The series of amazing sepia images were captured by a Harland and Wolff employee as the ‘unsinkable’ ship moved slowly down the slipway and into the sea on May 31, 1911.
Although snapped more than 103 years ago, the photographs have a remarkable quality and have never been seen in public, until now.
Eerily, the words ‘Going’, ‘going’, ‘gone’ were written as captions beneath the sequence of pictures which ended up in a family photograph album.
The album contains 116 black and white images taken by John W Kempster when he was a director and senior engineer at Harland and Wolff at the time of the construction of Titanic and her sister ship the Olympic. They include the unpublished pictures of Titanic and the Olympic during their launch and departure from Belfast and have now gone on display at the Ulster Folk and Transport Museum.
The album contains 13 photographs from Titanic’s launch on May 31, 1911 when her prow kissed sea water for the first time.

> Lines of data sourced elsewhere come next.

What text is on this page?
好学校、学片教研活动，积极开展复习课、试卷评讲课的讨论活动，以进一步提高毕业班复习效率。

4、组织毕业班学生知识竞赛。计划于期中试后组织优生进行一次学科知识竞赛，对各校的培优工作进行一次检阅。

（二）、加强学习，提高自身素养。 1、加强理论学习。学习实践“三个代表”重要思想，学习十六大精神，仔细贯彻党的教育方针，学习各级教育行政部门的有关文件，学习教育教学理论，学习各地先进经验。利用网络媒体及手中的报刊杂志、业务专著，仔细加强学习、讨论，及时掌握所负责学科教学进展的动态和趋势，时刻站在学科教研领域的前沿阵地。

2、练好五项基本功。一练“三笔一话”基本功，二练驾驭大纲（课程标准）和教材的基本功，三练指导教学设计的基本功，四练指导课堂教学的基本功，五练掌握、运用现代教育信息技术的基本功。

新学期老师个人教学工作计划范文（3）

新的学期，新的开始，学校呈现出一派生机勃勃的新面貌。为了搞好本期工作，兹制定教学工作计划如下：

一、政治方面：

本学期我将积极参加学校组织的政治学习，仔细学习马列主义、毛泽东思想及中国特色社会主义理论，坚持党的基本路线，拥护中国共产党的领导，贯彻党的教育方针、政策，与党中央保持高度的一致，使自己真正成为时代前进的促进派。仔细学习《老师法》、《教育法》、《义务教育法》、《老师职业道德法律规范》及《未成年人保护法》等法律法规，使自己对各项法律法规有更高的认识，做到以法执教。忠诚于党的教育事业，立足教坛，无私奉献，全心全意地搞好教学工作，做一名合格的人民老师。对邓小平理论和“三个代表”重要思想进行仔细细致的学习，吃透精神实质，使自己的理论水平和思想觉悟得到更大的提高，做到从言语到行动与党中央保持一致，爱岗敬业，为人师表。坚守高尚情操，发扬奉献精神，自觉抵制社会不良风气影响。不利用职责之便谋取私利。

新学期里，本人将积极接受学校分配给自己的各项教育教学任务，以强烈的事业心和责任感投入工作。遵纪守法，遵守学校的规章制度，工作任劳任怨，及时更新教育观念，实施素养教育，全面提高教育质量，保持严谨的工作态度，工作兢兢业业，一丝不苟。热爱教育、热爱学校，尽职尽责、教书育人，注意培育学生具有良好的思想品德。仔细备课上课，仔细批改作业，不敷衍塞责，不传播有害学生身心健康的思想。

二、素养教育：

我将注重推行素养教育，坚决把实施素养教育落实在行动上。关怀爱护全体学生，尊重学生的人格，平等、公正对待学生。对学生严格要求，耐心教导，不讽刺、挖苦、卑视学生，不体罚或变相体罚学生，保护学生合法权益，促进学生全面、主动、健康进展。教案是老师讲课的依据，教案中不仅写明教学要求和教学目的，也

They include Lord Pirrie, the Harland and Wolff chairman, returning from inspecting the hydraulic rams and the doomed liner descending the slipway into the water, pursued by thousands of excited spectators. The sequence captures the unique high spirits of the occasion.
Mr Kempster was master of ceremonies on the day of Titanic’s launch, hosting a lunch at Belfast’s Grand Central Hotel for yard officials and dignitaries.
The departure of Olympic and Titanic from Belfast Lough in 1912 was also photographed by Mr Kempster. Indeed, the Kempster family was on-board the Olympic, then the world’s largest liner, for its maiden voyage to the United States in June 1911. Many of the photographs he took give a glimpse of how passengers wiled away the days.
William Blair, head of human history, National Museums Northern Ireland, said: “Part of our fascination with the Titanic is the era – it’s like Downton Abbey at sea.
“These photographs are very evocative in that regard because they extend that social context around Titanic to take in the lifestyle of a shipyard director at the time.”
This is the most complete album of the Titanic in Belfast in existence, according to Andrew Aldridge of Aldridge Auction House
The album, owned by private collector Steve Raffield, is on loan to the museum until next summer.
Thousands of ticket-holding spectators gathered along the shores of Belfast Lough for the launch of Titanic on May 31, 1911. The public jostled for a view wherever they could find one, while dignitaries and Harland & Wolff employees watched from stands in the shipyard.
Lord Pirrie made an inspection before giving the signal to launch, shortly after noon. In 62 seconds, Titanic was released down the greased slipway and into the water. Over the next 10 months she received her engines and fittings, transforming her into the ship that would depart Belfast on its maiden voyage.
Titanic was initially the over-shadowed “middle sister” of the three Olympic-class ships commissioned by the White Star Line from Harland & Wolff, according to William Blair, head of human history at National Museums Northern Ireland.
Ironically, it was the Olympic that originally had its own commemorative brochure and captured public interest, being eight months ahead of its sibling. When Titanic entered service, she over took the Olympic as the world’s largest liner at that time. Of the three ships – including the Britannic – only the Olympic managed to avoid tragedy and was retired after long service. The Britannic was sunk by a underwater mine off a Greek island in November 1916, killing 30 people.